What you need to know:
- Scholars see double standards on issues affecting developing world such as climate change
- Fifa President Gianni Infantino criticises Western nations for their ‘hypocrisy’ and lectures on morality, saying Europe should apologise to people from the rest of the world for what it has done to them for the last 3,000 years
Kenya, like most of Africa, has remained quiet even as Western nations elevate their condemnation of Qatar for its rights record.
Foreign relations observers say there are strategic reasons for the deafening silence, most of it being to safeguard bilateral ties with Doha.
Qatar is the first Gulf country to host the Fifa World Cup that begins today with a match between hosts and Ecuador, making it the focus of the global media.
The oil-rich nation has been defending its human rights record ever since it was awarded hosting rights 12 years ago.
The noise became louder on Friday, when it banned the sale of liquor around the stadiums.
Kenya’s Embassy in Doha issued “guidelines” to Kenyans intending to fly to Qatar. One of the instructions is to avoid political engagements.
“The embassy urges citizens to desist from any political involvement or interference…or any misrepresentation of the Republic of Kenya during the period,” Mission said.

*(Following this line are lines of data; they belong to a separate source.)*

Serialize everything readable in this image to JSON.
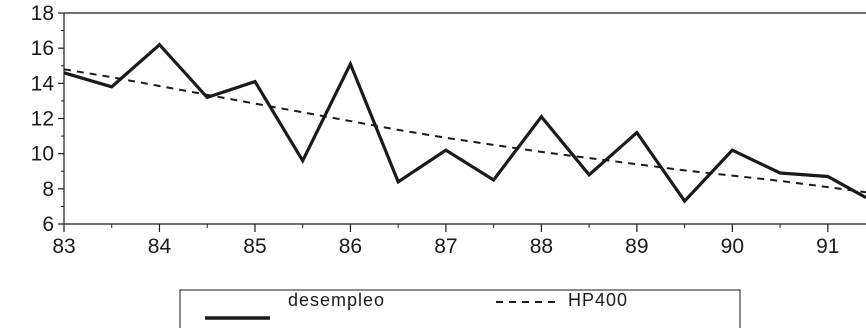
{
  "chart_data": {
    "type": "line",
    "x": [
      83,
      83.5,
      84,
      84.5,
      85,
      85.5,
      86,
      86.5,
      87,
      87.5,
      88,
      88.5,
      89,
      89.5,
      90,
      90.5,
      91,
      91.4
    ],
    "xlim": [
      83,
      91.4
    ],
    "ylim": [
      6,
      18
    ],
    "xticks": [
      "83",
      "84",
      "85",
      "86",
      "87",
      "88",
      "89",
      "90",
      "91"
    ],
    "yticks": [
      "6",
      "8",
      "10",
      "12",
      "14",
      "16",
      "18"
    ],
    "series": [
      {
        "name": "desempleo",
        "style": "solid",
        "color": "#1a1a1a",
        "values": [
          14.6,
          13.8,
          16.2,
          13.2,
          14.1,
          9.6,
          15.1,
          8.4,
          10.2,
          8.5,
          12.1,
          8.8,
          11.2,
          7.3,
          10.2,
          8.9,
          8.7,
          7.5
        ]
      },
      {
        "name": "HP400",
        "style": "dashed",
        "color": "#1a1a1a",
        "values": [
          14.8,
          14.35,
          13.85,
          13.35,
          12.85,
          12.35,
          11.85,
          11.35,
          10.9,
          10.5,
          10.1,
          9.75,
          9.4,
          9.05,
          8.75,
          8.45,
          8.1,
          7.8
        ]
      }
    ],
    "grid": false,
    "legend": "bottom",
    "title": "",
    "xlabel": "",
    "ylabel": ""
  }
}
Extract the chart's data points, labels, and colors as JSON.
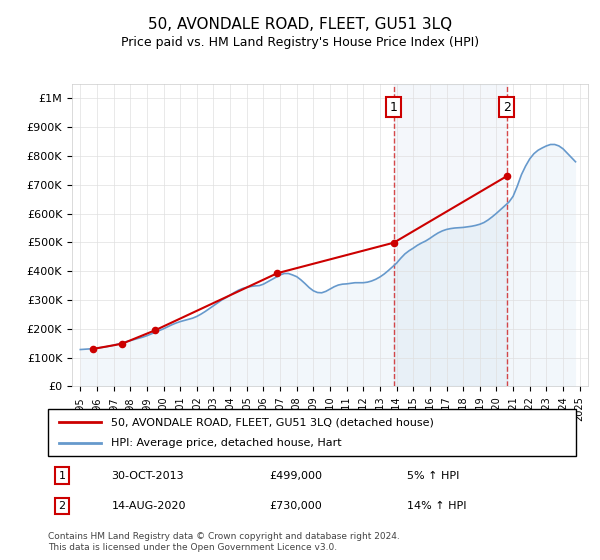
{
  "title": "50, AVONDALE ROAD, FLEET, GU51 3LQ",
  "subtitle": "Price paid vs. HM Land Registry's House Price Index (HPI)",
  "legend_line1": "50, AVONDALE ROAD, FLEET, GU51 3LQ (detached house)",
  "legend_line2": "HPI: Average price, detached house, Hart",
  "annotation1_label": "1",
  "annotation1_date": "30-OCT-2013",
  "annotation1_price": "£499,000",
  "annotation1_hpi": "5% ↑ HPI",
  "annotation2_label": "2",
  "annotation2_date": "14-AUG-2020",
  "annotation2_price": "£730,000",
  "annotation2_hpi": "14% ↑ HPI",
  "footer": "Contains HM Land Registry data © Crown copyright and database right 2024.\nThis data is licensed under the Open Government Licence v3.0.",
  "price_line_color": "#cc0000",
  "hpi_line_color": "#6699cc",
  "hpi_fill_color": "#cce0f0",
  "vline_color": "#cc0000",
  "vline_style": "dashed",
  "annotation_box_color": "#cc0000",
  "ylim": [
    0,
    1050000
  ],
  "yticks": [
    0,
    100000,
    200000,
    300000,
    400000,
    500000,
    600000,
    700000,
    800000,
    900000,
    1000000
  ],
  "ytick_labels": [
    "£0",
    "£100K",
    "£200K",
    "£300K",
    "£400K",
    "£500K",
    "£600K",
    "£700K",
    "£800K",
    "£900K",
    "£1M"
  ],
  "xlim_start": 1994.5,
  "xlim_end": 2025.5,
  "xtick_years": [
    1995,
    1996,
    1997,
    1998,
    1999,
    2000,
    2001,
    2002,
    2003,
    2004,
    2005,
    2006,
    2007,
    2008,
    2009,
    2010,
    2011,
    2012,
    2013,
    2014,
    2015,
    2016,
    2017,
    2018,
    2019,
    2020,
    2021,
    2022,
    2023,
    2024,
    2025
  ],
  "hpi_years": [
    1995.0,
    1995.25,
    1995.5,
    1995.75,
    1996.0,
    1996.25,
    1996.5,
    1996.75,
    1997.0,
    1997.25,
    1997.5,
    1997.75,
    1998.0,
    1998.25,
    1998.5,
    1998.75,
    1999.0,
    1999.25,
    1999.5,
    1999.75,
    2000.0,
    2000.25,
    2000.5,
    2000.75,
    2001.0,
    2001.25,
    2001.5,
    2001.75,
    2002.0,
    2002.25,
    2002.5,
    2002.75,
    2003.0,
    2003.25,
    2003.5,
    2003.75,
    2004.0,
    2004.25,
    2004.5,
    2004.75,
    2005.0,
    2005.25,
    2005.5,
    2005.75,
    2006.0,
    2006.25,
    2006.5,
    2006.75,
    2007.0,
    2007.25,
    2007.5,
    2007.75,
    2008.0,
    2008.25,
    2008.5,
    2008.75,
    2009.0,
    2009.25,
    2009.5,
    2009.75,
    2010.0,
    2010.25,
    2010.5,
    2010.75,
    2011.0,
    2011.25,
    2011.5,
    2011.75,
    2012.0,
    2012.25,
    2012.5,
    2012.75,
    2013.0,
    2013.25,
    2013.5,
    2013.75,
    2014.0,
    2014.25,
    2014.5,
    2014.75,
    2015.0,
    2015.25,
    2015.5,
    2015.75,
    2016.0,
    2016.25,
    2016.5,
    2016.75,
    2017.0,
    2017.25,
    2017.5,
    2017.75,
    2018.0,
    2018.25,
    2018.5,
    2018.75,
    2019.0,
    2019.25,
    2019.5,
    2019.75,
    2020.0,
    2020.25,
    2020.5,
    2020.75,
    2021.0,
    2021.25,
    2021.5,
    2021.75,
    2022.0,
    2022.25,
    2022.5,
    2022.75,
    2023.0,
    2023.25,
    2023.5,
    2023.75,
    2024.0,
    2024.25,
    2024.5,
    2024.75
  ],
  "hpi_values": [
    128000,
    129000,
    130000,
    131000,
    133000,
    135000,
    137000,
    140000,
    143000,
    147000,
    151000,
    155000,
    159000,
    163000,
    167000,
    171000,
    176000,
    182000,
    188000,
    194000,
    200000,
    207000,
    214000,
    220000,
    225000,
    229000,
    233000,
    237000,
    243000,
    251000,
    260000,
    270000,
    280000,
    290000,
    300000,
    308000,
    317000,
    326000,
    334000,
    340000,
    344000,
    347000,
    349000,
    350000,
    355000,
    363000,
    371000,
    379000,
    387000,
    392000,
    392000,
    387000,
    381000,
    370000,
    357000,
    343000,
    332000,
    326000,
    325000,
    330000,
    338000,
    346000,
    352000,
    355000,
    356000,
    358000,
    360000,
    360000,
    360000,
    362000,
    366000,
    372000,
    380000,
    390000,
    402000,
    415000,
    428000,
    445000,
    460000,
    471000,
    480000,
    490000,
    498000,
    505000,
    514000,
    524000,
    533000,
    540000,
    545000,
    548000,
    550000,
    551000,
    552000,
    554000,
    556000,
    559000,
    563000,
    569000,
    578000,
    589000,
    601000,
    614000,
    627000,
    640000,
    660000,
    695000,
    735000,
    765000,
    790000,
    808000,
    820000,
    828000,
    835000,
    840000,
    840000,
    835000,
    825000,
    810000,
    795000,
    780000
  ],
  "price_paid_years": [
    1995.75,
    1997.5,
    1999.5,
    2006.83,
    2013.83,
    2020.62
  ],
  "price_paid_values": [
    130000,
    148000,
    195000,
    393000,
    499000,
    730000
  ],
  "vline1_x": 2013.83,
  "vline2_x": 2020.62,
  "background_color": "#ffffff",
  "plot_bg_color": "#ffffff",
  "grid_color": "#e0e0e0"
}
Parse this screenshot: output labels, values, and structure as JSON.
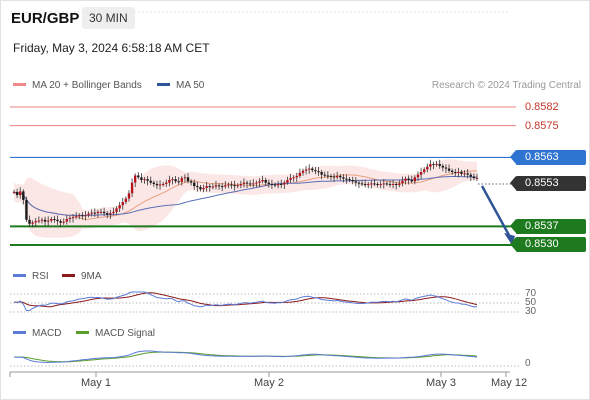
{
  "header": {
    "symbol": "EUR/GBP",
    "timeframe": "30 MIN",
    "datetime": "Friday, May 3, 2024 6:58:18 AM CET"
  },
  "legend_main": [
    {
      "label": "MA 20 + Bollinger Bands",
      "color": "#f08a8a"
    },
    {
      "label": "MA 50",
      "color": "#2f5597"
    }
  ],
  "credit": "Research © 2024 Trading Central",
  "levels": [
    {
      "label": "0.8582",
      "value": 0.8582,
      "style": "plain",
      "color": "#d9534f"
    },
    {
      "label": "0.8575",
      "value": 0.8575,
      "style": "plain",
      "color": "#d9534f"
    },
    {
      "label": "0.8563",
      "value": 0.8563,
      "style": "tag",
      "color": "#2f74d0"
    },
    {
      "label": "0.8553",
      "value": 0.8553,
      "style": "tag",
      "color": "#333333"
    },
    {
      "label": "0.8537",
      "value": 0.8537,
      "style": "tag",
      "color": "#1e7a1e"
    },
    {
      "label": "0.8530",
      "value": 0.853,
      "style": "tag",
      "color": "#1e7a1e"
    }
  ],
  "legend_rsi": [
    {
      "label": "RSI",
      "color": "#5b7bd5"
    },
    {
      "label": "9MA",
      "color": "#8b1a1a"
    }
  ],
  "rsi_levels": [
    "70",
    "50",
    "30"
  ],
  "legend_macd": [
    {
      "label": "MACD",
      "color": "#5b7bd5"
    },
    {
      "label": "MACD Signal",
      "color": "#5a9e2a"
    }
  ],
  "macd_zero_label": "0",
  "x_ticks": [
    "May 1",
    "May 2",
    "May 3",
    "May 12"
  ],
  "chart_data": {
    "type": "candlestick",
    "symbol": "EUR/GBP",
    "interval": "30 MIN",
    "ylim": [
      0.8525,
      0.8585
    ],
    "forecast_arrow": {
      "from": 0.8553,
      "to": 0.853
    },
    "x": [
      0,
      1,
      2,
      3,
      4,
      5,
      6,
      7,
      8,
      9,
      10,
      11,
      12,
      13,
      14,
      15,
      16,
      17,
      18,
      19,
      20,
      21,
      22,
      23,
      24,
      25,
      26,
      27,
      28,
      29,
      30,
      31,
      32,
      33,
      34,
      35,
      36,
      37,
      38,
      39,
      40,
      41,
      42,
      43,
      44,
      45,
      46,
      47,
      48,
      49,
      50,
      51,
      52,
      53,
      54,
      55,
      56,
      57,
      58,
      59,
      60,
      61,
      62,
      63,
      64,
      65,
      66,
      67,
      68,
      69,
      70,
      71,
      72,
      73,
      74,
      75,
      76,
      77,
      78,
      79,
      80,
      81,
      82,
      83,
      84,
      85,
      86,
      87,
      88,
      89,
      90,
      91,
      92,
      93,
      94,
      95,
      96,
      97,
      98,
      99,
      100,
      101,
      102,
      103,
      104,
      105,
      106,
      107,
      108,
      109,
      110,
      111,
      112,
      113,
      114,
      115,
      116,
      117,
      118,
      119,
      120,
      121,
      122,
      123,
      124,
      125,
      126,
      127,
      128,
      129,
      130,
      131,
      132,
      133,
      134,
      135,
      136,
      137,
      138,
      139,
      140,
      141,
      142,
      143,
      144,
      145,
      146,
      147,
      148,
      149
    ],
    "close": [
      0.855,
      0.85488,
      0.85502,
      0.8547,
      0.85395,
      0.8538,
      0.85385,
      0.8539,
      0.85392,
      0.85395,
      0.85388,
      0.85392,
      0.85398,
      0.85395,
      0.8539,
      0.85384,
      0.85388,
      0.85398,
      0.85402,
      0.85405,
      0.85408,
      0.85412,
      0.8541,
      0.85412,
      0.85418,
      0.85422,
      0.8542,
      0.85425,
      0.85425,
      0.8542,
      0.85415,
      0.8542,
      0.85425,
      0.85438,
      0.8545,
      0.85462,
      0.85475,
      0.85495,
      0.85535,
      0.85562,
      0.85555,
      0.85545,
      0.85548,
      0.85542,
      0.85535,
      0.8553,
      0.85525,
      0.85528,
      0.8553,
      0.85535,
      0.85545,
      0.85548,
      0.8554,
      0.85538,
      0.85552,
      0.85555,
      0.8554,
      0.85535,
      0.85522,
      0.85518,
      0.8551,
      0.85515,
      0.85522,
      0.85518,
      0.8552,
      0.85525,
      0.85522,
      0.8552,
      0.85525,
      0.85528,
      0.85526,
      0.85522,
      0.85525,
      0.8553,
      0.85535,
      0.85532,
      0.85528,
      0.85532,
      0.85535,
      0.8554,
      0.85545,
      0.85535,
      0.8553,
      0.85528,
      0.85525,
      0.8553,
      0.85528,
      0.85535,
      0.85545,
      0.85552,
      0.85555,
      0.8556,
      0.85572,
      0.8558,
      0.85585,
      0.85588,
      0.85582,
      0.85578,
      0.85575,
      0.85565,
      0.85562,
      0.8556,
      0.85558,
      0.85555,
      0.8556,
      0.85555,
      0.8555,
      0.85548,
      0.85545,
      0.8554,
      0.85535,
      0.85532,
      0.8553,
      0.85528,
      0.8553,
      0.85532,
      0.8553,
      0.85528,
      0.8553,
      0.85532,
      0.8553,
      0.85528,
      0.8553,
      0.85526,
      0.85532,
      0.85542,
      0.8555,
      0.85545,
      0.8554,
      0.85555,
      0.85565,
      0.85575,
      0.85585,
      0.85595,
      0.85605,
      0.85603,
      0.85605,
      0.85598,
      0.85592,
      0.85588,
      0.8558,
      0.85575,
      0.85572,
      0.85575,
      0.85568,
      0.8557,
      0.85565,
      0.85558,
      0.85552,
      0.85553
    ]
  }
}
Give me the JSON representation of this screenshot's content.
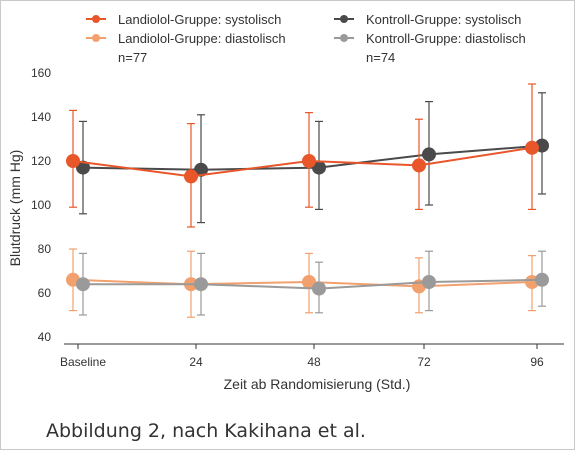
{
  "chart_data": {
    "type": "line",
    "xlabel": "Zeit ab Randomisierung (Std.)",
    "ylabel": "Blutdruck (mm Hg)",
    "categories": [
      "Baseline",
      "24",
      "48",
      "72",
      "96"
    ],
    "ylim": [
      40,
      160
    ],
    "yticks": [
      40,
      60,
      80,
      100,
      120,
      140,
      160
    ],
    "legend": {
      "entries": [
        "Landiolol-Gruppe: systolisch",
        "Landiolol-Gruppe: diastolisch",
        "Kontroll-Gruppe: systolisch",
        "Kontroll-Gruppe: diastolisch"
      ],
      "n_landiolol": "n=77",
      "n_kontroll": "n=74",
      "placement": "top"
    },
    "series": [
      {
        "name": "Landiolol-Gruppe: systolisch",
        "color": "#e8562a",
        "values": [
          120,
          113,
          120,
          118,
          126
        ],
        "err_low": [
          99,
          90,
          99,
          98,
          98
        ],
        "err_high": [
          143,
          137,
          142,
          139,
          155
        ]
      },
      {
        "name": "Kontroll-Gruppe: systolisch",
        "color": "#4a4a4a",
        "values": [
          117,
          116,
          117,
          123,
          127
        ],
        "err_low": [
          96,
          92,
          98,
          100,
          105
        ],
        "err_high": [
          138,
          141,
          138,
          147,
          151
        ]
      },
      {
        "name": "Landiolol-Gruppe: diastolisch",
        "color": "#f2a16e",
        "values": [
          66,
          64,
          65,
          63,
          65
        ],
        "err_low": [
          52,
          49,
          51,
          51,
          52
        ],
        "err_high": [
          80,
          79,
          78,
          76,
          77
        ]
      },
      {
        "name": "Kontroll-Gruppe: diastolisch",
        "color": "#9a9a9a",
        "values": [
          64,
          64,
          62,
          65,
          66
        ],
        "err_low": [
          50,
          50,
          51,
          52,
          54
        ],
        "err_high": [
          78,
          78,
          74,
          79,
          79
        ]
      }
    ],
    "grid": false
  },
  "caption": "Abbildung 2, nach Kakihana et al."
}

The World Cup in Qatar is unique because it is being held in winter. Traditionally, FIFA World Cup tournaments have been held in June and July, when the West is in the Summer season.
The predominantly Muslim host has been butted for alleged abuse of the rights of labourers who put up stadiums. This is besides its conservative views on LGBTQ+ people.
FIFA President Gianni Infantino on Saturday said Qatar would not be perfect but criticised Western nations for their “hypocrisy”.
“Today I feel Arab, I feel African, I feel gay, I feel disabled, I feel a migrant worker because I know what it means to be discriminated, to be bullied as a foreigner in a foreign country. As a child at school, I was bullied because I had red hair,” he told reporters referring to his migrant heritage.
“For what we Europeans have been doing around the world in the last 3,000 years, we should be apologising for the next 3,000 years before starting to give moral lessons.”
Qatar, Infantino added, has offered hundreds of thousands of women and men from developing countries opportunities to earn better for their families back home and it would be illogical to simply criticise.
There are about 30,000 Kenyans working in Qatar, making the Gulf country the third-highest employer of Kenyans in the Middle East after the United Arab Emirates and Saudi Arabia, according to the Ministry of Foreign and Diaspora Affairs.
There have been cases of mistreatment in the Gulf, but Kenya has often chosen not to condemn. Qatar will not be different.
“This lies squarely in Kenya’s tradition of pragmatism in foreign policy in so far as understanding it on the principle of sovereignty,” said Leonard Wanyama, the Vice-President of the International Relations Society of Kenya, a lobby on foreign policy.
That saves Kenya the problem of not earning new enemies yet, especially when the world is full of unpredictables and messy players.
“There’s a lot of double standards on issues such as human rights and climate change.
Countries in the south have learnt to survive in this reality by concentrating on their interests as opposed to multilateralism,” Dr Hawa Noor, a fellow at the Institute of Intercultural and International Studies (InIIS) University of Bremen, told the Sunday Nation.
“We saw this trend in the UN Security Council votes regarding the Russia-Ukraine war. Kenya knows Kenyan workers are there, and the aid and votes, too, are there,” she added, referring to elections in international agencies.
“One more important point, Why would Kenya criticise Qatar’s human rights record when it has its share of such bad records? And don’t forget there’s partnerships against Islamism and militancy.”
The long term benefit is that Qatar could see Kenya as a friend and help Nairobi it when in need.
“Kenya’s relation with Doha is largely friendly, informed by economic, diplomatic and labour ties. Recently, Qatar was instrumental in mediating differences between Kenya and Somalia that saw restoring of diplomatic relations,” Dr Hassan Khannenje, the Director of Nairobi’s Horn International Institute for Strategic Studies, told the Sunday Nation.
“This is not to say there haven’t been seen divergence of opinion on certain issues.”
But Qatar, one of the wealthiest countries in the world and buoyed by its oil and gas reserves, can be Kenya’s longterm partner, Dr Khannenje argued.
“With need for foreign direct investment and increasing gas prices, Kenya can seek to attract Qatari businesses to invest in the economy as well as secure agreements for affordable natural gas in the wake of unpredictable global prices,” he said.